Pediatric Anesthesia and Neurodevelopment

  • Wald, Samuel, MD, MBA, FASA
| Jun 13, 2011

The US Food and Drug Administration is examining the evidence concerning the effect of anesthetic agents on the developing brain. Data from animal and human studies may indicate a link between anesthetic exposure and behavioral/cognitive deficits, but not yet with conclusive evidence. Exposure in animals to N-methyl-D-aspartate (NMDA) antagonists and gamma-Aminobuytric acid (GABA) agonists during critical stages of brain development induces apoptosis of neurons that may have long-term effects, but apoptosis does not definitely mean a learning deficit will later evolve. Even with a growing number of studies, the conclusions have not all been consistent. Some results have even led to conflicting conclusions, as is the case with the study of ketamine. The specifics (duration of exposure, agents, age window), and extent of the potential deficits (long versus short term), still require further exploration. According to most of the existing evidence, the harmful effects are related to the length of exposure.

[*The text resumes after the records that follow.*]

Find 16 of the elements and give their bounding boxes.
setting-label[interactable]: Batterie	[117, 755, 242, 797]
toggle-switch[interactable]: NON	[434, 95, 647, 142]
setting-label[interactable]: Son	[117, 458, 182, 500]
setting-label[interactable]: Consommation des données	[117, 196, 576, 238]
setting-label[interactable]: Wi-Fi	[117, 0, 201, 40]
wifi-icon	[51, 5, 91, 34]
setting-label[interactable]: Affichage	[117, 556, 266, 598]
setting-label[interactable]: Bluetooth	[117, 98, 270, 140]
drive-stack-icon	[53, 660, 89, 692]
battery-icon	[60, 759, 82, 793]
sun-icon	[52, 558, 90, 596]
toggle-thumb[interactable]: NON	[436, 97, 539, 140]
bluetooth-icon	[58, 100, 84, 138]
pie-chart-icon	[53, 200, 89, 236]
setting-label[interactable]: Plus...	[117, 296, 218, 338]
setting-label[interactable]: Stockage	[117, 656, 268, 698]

There are even fewer human studies on this topic, and thus still less conclusive evidence at this time. Only a handful of studies have been published so far, with a number of collaborative research projects underway from multiple organizations, including Pediatric Anesthesia Neuro-Development Assessment (PANDA), The Effects of Anaesthesia on Neurodevelopmental Outcome and Apnoea in Infants (GAS), and SmartTots studies ( The retrospective data that we do have suggests that the risk of anesthesia in the developing brain may be increased in children three years and younger and potentially with multiple exposures. One problem with accurately interpreting the evidence is that many children who require anesthesia at a young age may have a confounding diagnosis such as prematurity. This makes it difficult to pinpoint the etiology of a later diagnosis of a learning or behavioral deficit. One of the most recent clinical studies compared a birth cohort in children who underwent hernia repair before age three. Children who had anesthesia and surgery, even once were twice as likely to be diagnosed later in life with a disorder of behavior or development.

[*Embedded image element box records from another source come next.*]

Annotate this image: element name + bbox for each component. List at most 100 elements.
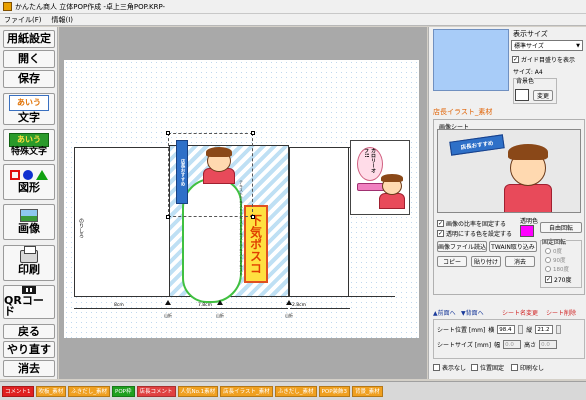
sheet-tab[interactable]: ふきだし_素材	[274, 385, 317, 397]
checkbox-icon[interactable]	[433, 364, 440, 371]
transparent-color-swatch[interactable]	[520, 225, 534, 237]
copy-button[interactable]: コピー	[437, 256, 467, 267]
position-x-input[interactable]: 98.4	[497, 325, 516, 334]
fold-marker	[286, 300, 292, 305]
page-preview[interactable]	[433, 29, 509, 91]
rotate-270-label: 270度	[554, 277, 572, 284]
radio-icon[interactable]	[545, 257, 551, 263]
special-text-button[interactable]: あいう 特殊文字	[3, 129, 55, 161]
redo-label: やり直す	[7, 342, 51, 356]
fix-ratio-checkbox-row[interactable]: ✓ 画像の比率を固定する	[437, 219, 506, 228]
resize-handle[interactable]	[166, 215, 170, 219]
special-text-tile-icon: あいう	[9, 132, 49, 147]
sheet-tab[interactable]: 店長コメント	[136, 385, 176, 397]
delete-sheet-link[interactable]: シート削除	[546, 308, 576, 317]
load-image-button[interactable]: 画像ファイル読込	[437, 241, 487, 252]
back-button[interactable]: 戻る	[3, 324, 55, 339]
menu-file[interactable]: ファイル(F)	[4, 15, 42, 25]
width-input[interactable]: 0.0	[503, 340, 522, 349]
selection-box[interactable]	[166, 131, 255, 219]
lock-position-checkbox-row[interactable]: 位置固定	[471, 363, 504, 372]
send-back-link[interactable]: ▼背面へ	[461, 308, 484, 317]
guide-checkbox-row[interactable]: ✓ ガイド目盛りを表示	[512, 55, 575, 64]
image-button[interactable]: 画像	[3, 204, 55, 240]
spinner-icon[interactable]	[556, 325, 562, 334]
free-rotate-button[interactable]: 自由回転	[540, 222, 582, 233]
text-button[interactable]: あいう 文字	[3, 93, 55, 125]
hide-checkbox-row[interactable]: 表示なし	[433, 363, 466, 372]
vertical-label: 縦	[526, 327, 533, 334]
checkbox-icon[interactable]	[471, 364, 478, 371]
fold-panel-left: のりしろ	[74, 147, 170, 297]
checkbox-checked-icon[interactable]: ✓	[437, 230, 444, 237]
no-print-checkbox-row[interactable]: 印刷なし	[511, 363, 544, 372]
twain-button[interactable]: TWAIN取り込み	[489, 241, 537, 252]
resize-handle[interactable]	[166, 131, 170, 135]
width-label: 幅	[494, 342, 501, 349]
design-canvas[interactable]: のりしろ テキストテキストテキストテキストテキストテキスト 店長おすすめ 下気ポ…	[59, 27, 427, 379]
rotate-180-label: 180度	[553, 267, 569, 273]
dimension-label: 7.8cm	[198, 303, 213, 308]
shape-label: 図形	[18, 181, 40, 195]
bring-front-link[interactable]: ▲前面へ	[433, 308, 456, 317]
sheet-image-preview[interactable]: 店長おすすめ	[437, 129, 581, 213]
window-title: かんたん商人 立体POP作成 -卓上三角POP.KRP-	[15, 2, 166, 11]
checkbox-icon[interactable]	[511, 364, 518, 371]
sheet-tab[interactable]: ふきだし_素材	[68, 385, 111, 397]
position-y-input[interactable]: 21.2	[535, 325, 554, 334]
paper-setting-button[interactable]: 用紙設定	[3, 30, 55, 48]
bg-color-swatch[interactable]	[515, 89, 529, 101]
erase-button[interactable]: 消去	[3, 360, 55, 377]
transparent-checkbox-row[interactable]: ✓ 透明にする色を設定する	[437, 229, 512, 238]
change-color-button[interactable]: 変更	[533, 90, 553, 101]
print-button[interactable]: 印刷	[3, 245, 55, 281]
erase-label: 消去	[18, 361, 40, 375]
dimension-line	[74, 308, 170, 309]
rotate-90-radio[interactable]: 90度	[545, 256, 566, 264]
rotate-180-radio[interactable]: 180度	[545, 265, 569, 273]
paste-button[interactable]: 貼り付け	[471, 256, 501, 267]
sheet-tab[interactable]: 店長イラスト_素材	[220, 385, 273, 397]
lock-position-label: 位置固定	[480, 365, 505, 372]
resize-handle[interactable]	[251, 131, 255, 135]
checkbox-checked-icon[interactable]: ✓	[545, 276, 552, 283]
preview-shopkeeper	[377, 169, 407, 209]
save-button[interactable]: 保存	[3, 70, 55, 88]
text-tile-icon: あいう	[9, 94, 49, 111]
fold-marker	[217, 300, 223, 305]
sheet-tab[interactable]: POP枠	[112, 385, 135, 397]
redo-button[interactable]: やり直す	[3, 341, 55, 358]
checkbox-checked-icon[interactable]: ✓	[512, 56, 519, 63]
height-input[interactable]: 0.0	[539, 340, 558, 349]
spinner-icon[interactable]	[518, 325, 524, 334]
display-size-select[interactable]: 標準サイズ ▼	[511, 40, 583, 51]
menu-info[interactable]: 情報(I)	[52, 15, 74, 25]
sheet-tab[interactable]: 吹板_素材	[35, 385, 67, 397]
radio-icon[interactable]	[545, 248, 551, 254]
sheet-tab[interactable]: コメント1	[2, 385, 34, 397]
app-icon	[3, 2, 12, 11]
paper-sheet[interactable]: のりしろ テキストテキストテキストテキストテキストテキスト 店長おすすめ 下気ポ…	[64, 60, 419, 338]
rotate-0-radio[interactable]: 0度	[545, 247, 562, 255]
qr-button[interactable]: QRコード	[3, 285, 55, 319]
qr-code-icon	[22, 286, 36, 294]
left-toolbar: 用紙設定 開く 保存 あいう 文字 あいう 特殊文字 図形 画像 印刷 QRコー…	[0, 27, 58, 379]
rotate-270-checkbox-row[interactable]: ✓ 270度	[545, 275, 571, 284]
sheet-erase-button[interactable]: 消去	[505, 256, 535, 267]
chevron-down-icon: ▼	[576, 42, 580, 49]
checkbox-checked-icon[interactable]: ✓	[437, 220, 444, 227]
rename-sheet-link[interactable]: シート名変更	[502, 308, 538, 317]
sheet-tab[interactable]: 背景_素材	[352, 385, 383, 397]
sheet-tab[interactable]: 人気No.1素材	[177, 385, 219, 397]
back-side-preview[interactable]: カロリーオフ!!	[350, 140, 410, 215]
text-label: 文字	[18, 110, 40, 124]
radio-icon[interactable]	[545, 266, 551, 272]
fold-marker-label: 山折	[164, 313, 172, 318]
shirt-shape	[504, 184, 552, 212]
open-button[interactable]: 開く	[3, 50, 55, 68]
sheet-tab[interactable]: POP装飾3	[318, 385, 351, 397]
hide-label: 表示なし	[442, 365, 467, 372]
shape-button[interactable]: 図形	[3, 164, 55, 200]
print-label: 印刷	[18, 263, 40, 277]
resize-handle[interactable]	[251, 215, 255, 219]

What is certain is that parents will ask about the effects of anesthetics on their children. Traditionally, the risk benefit discussion has centered on the organ effects, ranging from short-term complications such as emergence delirium or sore throat and hypoxia, rather than neurocognitive ones and behavior disorders as the result of anesthesia exposure. Today, there is still no definitive evidence, and although we may wish to offer a better explanation, all that can be said is that it is still under investigation and that anesthesiologists across the globe are diligently working for an answer.  


DiMaggio C, Sun LS, Kakavoulu A, Byrne MW, Li G, A Retrospective Cohort Study of the Association of Anesthesia and Hernia Repair Surgery With Behavioral and developmental Disorders in Young Children, JNSA 2009;21:286-291.

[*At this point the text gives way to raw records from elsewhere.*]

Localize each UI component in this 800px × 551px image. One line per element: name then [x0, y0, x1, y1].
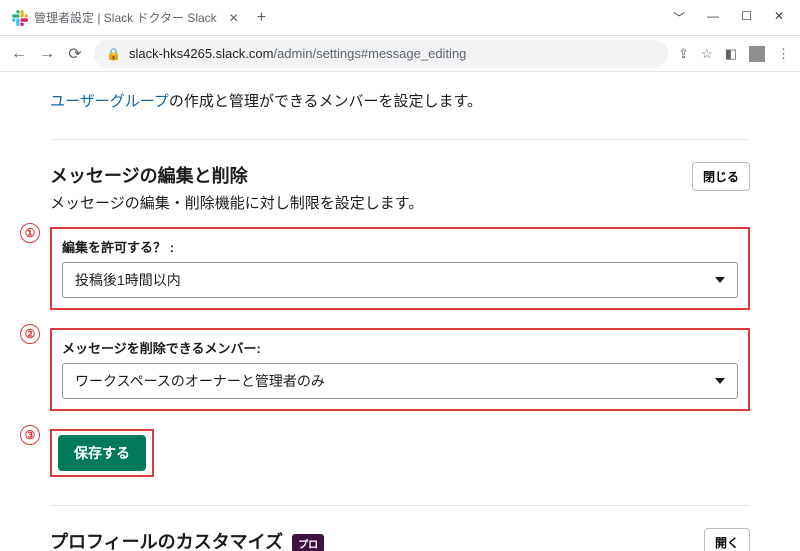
- annot-delete-members: ② メッセージを削除できるメンバー: ワークスペースのオーナーと管理者のみ: [50, 328, 750, 411]
- profile-avatar[interactable]: [749, 46, 765, 62]
- chevron-down-icon: [715, 277, 725, 283]
- tab-title: 管理者設定 | Slack ドクター Slack: [34, 9, 217, 26]
- close-section-button[interactable]: 閉じる: [692, 162, 750, 191]
- profile-customize-title: プロフィールのカスタマイズ プロ: [50, 528, 676, 551]
- allow-editing-label: 編集を許可する？ :: [62, 237, 738, 256]
- message-edit-title: メッセージの編集と削除: [50, 162, 423, 188]
- annot-save: ③ 保存する: [50, 429, 750, 477]
- tab-close-icon[interactable]: ✕: [229, 11, 239, 25]
- annotation-box-1: 編集を許可する？ : 投稿後1時間以内: [50, 227, 750, 310]
- delete-members-value: ワークスペースのオーナーと管理者のみ: [75, 371, 325, 391]
- new-tab-button[interactable]: +: [257, 9, 266, 27]
- annot-allow-editing: ① 編集を許可する？ : 投稿後1時間以内: [50, 227, 750, 310]
- lock-icon: 🔒: [106, 47, 121, 61]
- nav-reload-icon[interactable]: ⟳: [66, 44, 84, 64]
- window-close-icon[interactable]: ✕: [774, 9, 784, 26]
- browser-titlebar: 管理者設定 | Slack ドクター Slack ✕ + ﹀ ― ☐ ✕: [0, 0, 800, 36]
- annotation-number-3: ③: [20, 425, 40, 445]
- slack-favicon-icon: [12, 10, 28, 26]
- save-button[interactable]: 保存する: [58, 435, 146, 471]
- chevron-down-icon: [715, 378, 725, 384]
- user-groups-link[interactable]: ユーザーグループ: [50, 93, 169, 110]
- annotation-number-1: ①: [20, 223, 40, 243]
- window-minimize-icon[interactable]: ―: [707, 9, 719, 26]
- delete-members-label: メッセージを削除できるメンバー:: [62, 338, 738, 357]
- profile-customize-title-text: プロフィールのカスタマイズ: [50, 532, 283, 551]
- annotation-number-2: ②: [20, 324, 40, 344]
- url-domain: slack-hks4265.slack.com: [129, 46, 274, 61]
- allow-editing-value: 投稿後1時間以内: [75, 270, 181, 290]
- annotation-box-3: 保存する: [50, 429, 154, 477]
- open-section-button[interactable]: 開く: [704, 528, 750, 551]
- user-groups-description: ユーザーグループの作成と管理ができるメンバーを設定します。: [50, 90, 750, 111]
- pro-plan-badge: プロ: [292, 534, 324, 551]
- url-path: /admin/settings#message_editing: [273, 46, 466, 61]
- message-edit-subtitle: メッセージの編集・削除機能に対し制限を設定します。: [50, 192, 423, 213]
- browser-toolbar: ← → ⟳ 🔒 slack-hks4265.slack.com/admin/se…: [0, 36, 800, 72]
- address-bar[interactable]: 🔒 slack-hks4265.slack.com/admin/settings…: [94, 40, 668, 68]
- browser-tab[interactable]: 管理者設定 | Slack ドクター Slack ✕: [0, 1, 249, 35]
- nav-forward-icon[interactable]: →: [38, 45, 56, 63]
- window-controls: ﹀ ― ☐ ✕: [673, 9, 800, 26]
- window-maximize-icon[interactable]: ☐: [741, 9, 752, 26]
- annotation-box-2: メッセージを削除できるメンバー: ワークスペースのオーナーと管理者のみ: [50, 328, 750, 411]
- profile-customize-section: プロフィールのカスタマイズ プロ ワークスペースのプロフィールに新しいフィールド…: [50, 505, 750, 551]
- star-icon[interactable]: ☆: [701, 46, 713, 62]
- menu-kebab-icon[interactable]: ⋮: [777, 46, 790, 62]
- share-icon[interactable]: ⇪: [678, 46, 689, 62]
- window-caret-icon[interactable]: ﹀: [673, 9, 685, 26]
- delete-members-select[interactable]: ワークスペースのオーナーと管理者のみ: [62, 363, 738, 399]
- extension-icon[interactable]: ◧: [725, 46, 737, 62]
- nav-back-icon[interactable]: ←: [10, 45, 28, 63]
- page-scroll-area[interactable]: ユーザーグループの作成と管理ができるメンバーを設定します。 メッセージの編集と削…: [0, 72, 800, 551]
- user-groups-suffix: の作成と管理ができるメンバーを設定します。: [169, 93, 482, 110]
- message-edit-section: メッセージの編集と削除 メッセージの編集・削除機能に対し制限を設定します。 閉じ…: [50, 139, 750, 505]
- allow-editing-select[interactable]: 投稿後1時間以内: [62, 262, 738, 298]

Glass NL, Malvia S, Anesthesia in Children-Limitation of the Data on Neurotoxicity, NEJM, April 14, 2011;364(15)1466-1467.

Kuehn NM, FDA Considers Data on potential Risks of Anesthesia Use in Infants, Children, JAMA May 4, 2011;303(17):1749-1751.

Rappaport B, Mellon RD, Simone A, Woodcock J, Defining Safe Use of Anesthesia in Children, NEJM April 14, 2011;364(15):1387-1390.